L’affaire El Mahdi Lyoubi s’inscrit dans un contexte plus large de restriction des libertés artistiques au Maroc. Depuis l’automne 2025, plusieurs artistes ont été visés par des poursuites ou des condamnations pour leurs œuvres ou publications. Le rappeur Jawad Asradi, alias Pause Flow, a été arrêté en novembre 2025 et condamné à trois mois de prison avec sursis pour outrage à un corps constitué. Le rappeur Hamza Raid a écopé de six mois de prison avec sursis, tandis que Souhaib Qabli, 20 ans, a été condamné à huit mois de prison ferme pour des motifs similaires. En février 2026, la distributrice de cinéma Zineb Kharroubi a été condamnée à six mois de prison avec sursis pour incitation à commettre des délits en ligne.

Ces affaires, bien que distinctes, révèlent une tendance inquiétante : la criminalisation croissante de l’expression artistique. Pourtant, l’article 25 de la Constitution marocaine garantit explicitement les libertés de pensée, d’opinion et d’expression sous toutes leurs formes.
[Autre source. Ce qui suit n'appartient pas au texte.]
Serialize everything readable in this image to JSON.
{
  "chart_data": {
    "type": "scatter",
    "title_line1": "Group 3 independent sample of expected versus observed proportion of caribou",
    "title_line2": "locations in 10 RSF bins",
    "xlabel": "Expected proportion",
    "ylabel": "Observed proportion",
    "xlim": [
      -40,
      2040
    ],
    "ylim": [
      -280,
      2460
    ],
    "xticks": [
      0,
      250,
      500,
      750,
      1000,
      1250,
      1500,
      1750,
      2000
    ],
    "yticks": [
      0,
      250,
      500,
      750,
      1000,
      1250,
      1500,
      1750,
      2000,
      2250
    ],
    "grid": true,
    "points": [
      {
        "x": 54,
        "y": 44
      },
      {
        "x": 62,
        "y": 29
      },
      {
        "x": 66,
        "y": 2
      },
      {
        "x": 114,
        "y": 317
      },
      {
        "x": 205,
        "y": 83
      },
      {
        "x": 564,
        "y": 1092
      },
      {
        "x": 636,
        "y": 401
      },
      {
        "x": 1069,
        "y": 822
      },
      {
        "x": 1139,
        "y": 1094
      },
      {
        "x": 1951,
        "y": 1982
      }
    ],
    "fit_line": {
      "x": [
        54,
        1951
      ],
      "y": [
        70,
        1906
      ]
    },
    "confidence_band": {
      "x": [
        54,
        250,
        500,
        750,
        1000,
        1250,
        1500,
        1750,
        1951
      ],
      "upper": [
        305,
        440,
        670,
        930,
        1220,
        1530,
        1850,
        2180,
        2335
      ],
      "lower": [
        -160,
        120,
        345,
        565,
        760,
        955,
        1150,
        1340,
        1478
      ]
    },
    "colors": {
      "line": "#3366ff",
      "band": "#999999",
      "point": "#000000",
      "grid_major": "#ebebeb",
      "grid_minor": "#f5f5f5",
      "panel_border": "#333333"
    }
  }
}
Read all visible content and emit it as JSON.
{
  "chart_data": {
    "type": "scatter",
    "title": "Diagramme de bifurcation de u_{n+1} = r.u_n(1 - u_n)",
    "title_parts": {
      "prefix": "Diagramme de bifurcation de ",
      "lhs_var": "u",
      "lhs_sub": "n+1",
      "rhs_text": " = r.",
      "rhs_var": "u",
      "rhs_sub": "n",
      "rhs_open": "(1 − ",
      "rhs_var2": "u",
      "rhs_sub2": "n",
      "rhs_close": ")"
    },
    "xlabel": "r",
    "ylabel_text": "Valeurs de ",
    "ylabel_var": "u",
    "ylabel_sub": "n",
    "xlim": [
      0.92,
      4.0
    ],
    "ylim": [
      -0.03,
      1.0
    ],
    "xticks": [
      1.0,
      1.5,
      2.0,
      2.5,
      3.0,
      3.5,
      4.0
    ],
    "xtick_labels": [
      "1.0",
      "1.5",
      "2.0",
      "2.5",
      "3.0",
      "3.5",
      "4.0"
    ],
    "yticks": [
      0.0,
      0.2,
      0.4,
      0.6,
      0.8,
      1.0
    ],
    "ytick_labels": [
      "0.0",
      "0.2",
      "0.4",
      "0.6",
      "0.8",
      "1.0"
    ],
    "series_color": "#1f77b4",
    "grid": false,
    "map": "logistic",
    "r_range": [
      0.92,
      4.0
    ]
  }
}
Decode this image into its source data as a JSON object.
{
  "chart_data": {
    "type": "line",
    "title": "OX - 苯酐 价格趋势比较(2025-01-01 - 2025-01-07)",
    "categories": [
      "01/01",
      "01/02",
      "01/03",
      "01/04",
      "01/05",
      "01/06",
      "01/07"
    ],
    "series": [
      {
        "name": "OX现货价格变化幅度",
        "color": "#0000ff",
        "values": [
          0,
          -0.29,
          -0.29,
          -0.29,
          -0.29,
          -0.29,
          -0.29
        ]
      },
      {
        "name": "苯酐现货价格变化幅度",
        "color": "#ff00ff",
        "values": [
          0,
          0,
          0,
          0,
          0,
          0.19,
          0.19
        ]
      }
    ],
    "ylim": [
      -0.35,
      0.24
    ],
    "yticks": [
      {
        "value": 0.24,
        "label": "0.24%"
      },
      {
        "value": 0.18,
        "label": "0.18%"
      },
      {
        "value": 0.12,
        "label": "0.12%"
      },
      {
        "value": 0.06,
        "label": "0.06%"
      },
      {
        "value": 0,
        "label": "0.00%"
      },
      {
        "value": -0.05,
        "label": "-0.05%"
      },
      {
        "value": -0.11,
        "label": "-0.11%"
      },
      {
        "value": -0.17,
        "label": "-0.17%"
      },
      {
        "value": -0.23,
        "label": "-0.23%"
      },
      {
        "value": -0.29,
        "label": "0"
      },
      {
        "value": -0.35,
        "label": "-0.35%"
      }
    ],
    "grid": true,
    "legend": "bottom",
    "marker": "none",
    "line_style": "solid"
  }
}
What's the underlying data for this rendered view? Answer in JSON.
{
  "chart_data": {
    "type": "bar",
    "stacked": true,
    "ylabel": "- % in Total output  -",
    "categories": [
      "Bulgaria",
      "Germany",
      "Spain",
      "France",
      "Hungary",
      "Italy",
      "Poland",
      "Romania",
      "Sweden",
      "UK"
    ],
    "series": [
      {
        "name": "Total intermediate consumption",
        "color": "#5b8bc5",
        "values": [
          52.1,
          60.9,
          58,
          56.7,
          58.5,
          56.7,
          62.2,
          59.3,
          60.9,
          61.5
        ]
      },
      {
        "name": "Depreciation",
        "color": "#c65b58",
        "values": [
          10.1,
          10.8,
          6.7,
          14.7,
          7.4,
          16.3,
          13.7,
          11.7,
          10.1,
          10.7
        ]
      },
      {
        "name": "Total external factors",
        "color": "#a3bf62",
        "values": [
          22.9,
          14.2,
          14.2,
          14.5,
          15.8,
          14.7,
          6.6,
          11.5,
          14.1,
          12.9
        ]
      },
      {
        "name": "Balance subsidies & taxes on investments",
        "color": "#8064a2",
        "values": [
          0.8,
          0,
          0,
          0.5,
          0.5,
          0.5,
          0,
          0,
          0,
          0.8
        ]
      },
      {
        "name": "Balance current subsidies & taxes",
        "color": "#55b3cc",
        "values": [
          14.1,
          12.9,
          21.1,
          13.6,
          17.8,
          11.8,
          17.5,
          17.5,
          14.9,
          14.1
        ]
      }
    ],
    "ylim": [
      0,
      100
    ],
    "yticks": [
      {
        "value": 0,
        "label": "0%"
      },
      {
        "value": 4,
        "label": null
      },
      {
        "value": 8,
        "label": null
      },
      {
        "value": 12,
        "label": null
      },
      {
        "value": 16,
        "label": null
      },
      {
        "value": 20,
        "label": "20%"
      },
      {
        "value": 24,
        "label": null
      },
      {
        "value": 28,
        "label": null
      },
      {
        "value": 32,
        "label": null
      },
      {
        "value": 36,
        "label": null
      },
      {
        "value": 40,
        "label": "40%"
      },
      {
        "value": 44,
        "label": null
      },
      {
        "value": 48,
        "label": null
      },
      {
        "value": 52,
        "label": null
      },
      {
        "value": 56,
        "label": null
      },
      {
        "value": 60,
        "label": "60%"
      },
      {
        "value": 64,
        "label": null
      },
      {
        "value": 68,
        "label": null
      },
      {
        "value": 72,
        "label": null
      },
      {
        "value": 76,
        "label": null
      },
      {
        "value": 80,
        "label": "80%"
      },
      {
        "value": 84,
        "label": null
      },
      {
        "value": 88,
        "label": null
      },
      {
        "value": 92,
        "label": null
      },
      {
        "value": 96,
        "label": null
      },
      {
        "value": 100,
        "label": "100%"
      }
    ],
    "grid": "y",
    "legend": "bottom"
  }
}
C’est au nom de ce texte fondamental, ainsi que des engagements internationaux du Royaume, que les signataires de cette mobilisation expriment leur préoccupation.

Ces événements surviennent dans un contexte de tensions sociales accrues, marqué par le mouvement de contestation GenZ 212. Né en grande partie sur les réseaux sociaux, ce mouvement porte des revendications liées à l’accès à la santé, à l’éducation, à la lutte contre la corruption et à la liberté d’expression.

Des revendications claires pour la justice

Convaincus que la liberté de création et d’expression est un pilier essentiel de toute société démocratique et culturelle, les signataires exigent des autorités marocaines :

  • Le respect intégral des droits procéduraux d’El Mahdi Lyoubi, conformément à la Constitution marocaine, à la législation nationale et aux engagements internationaux du pays, notamment le plein exercice de ses droits de la défense ;
  • Un réexamen immédiat de toutes les mesures restrictives prises à son encontre, afin de s’assurer qu’elles reposent sur une base légale claire, répondent à un objectif légitime et respectent les principes de nécessité et de proportionnalité ;
  • Le respect des garanties d’un procès équitable, en conformité avec les obligations constitutionnelles et internationales du Maroc en matière de droits humains ;
  • Le renforcement des conditions permettant aux artistes et créateurs d’exercer librement leurs activités, dans un climat respectueux des libertés, du pluralisme et de la diversité des expressions culturelles ;
  • La libération immédiate et inconditionnelle d’El Mahdi Lyoubi.

Nous suivons de près l’évolution de cette affaire et restons à la disposition des autorités pour un dialogue constructif.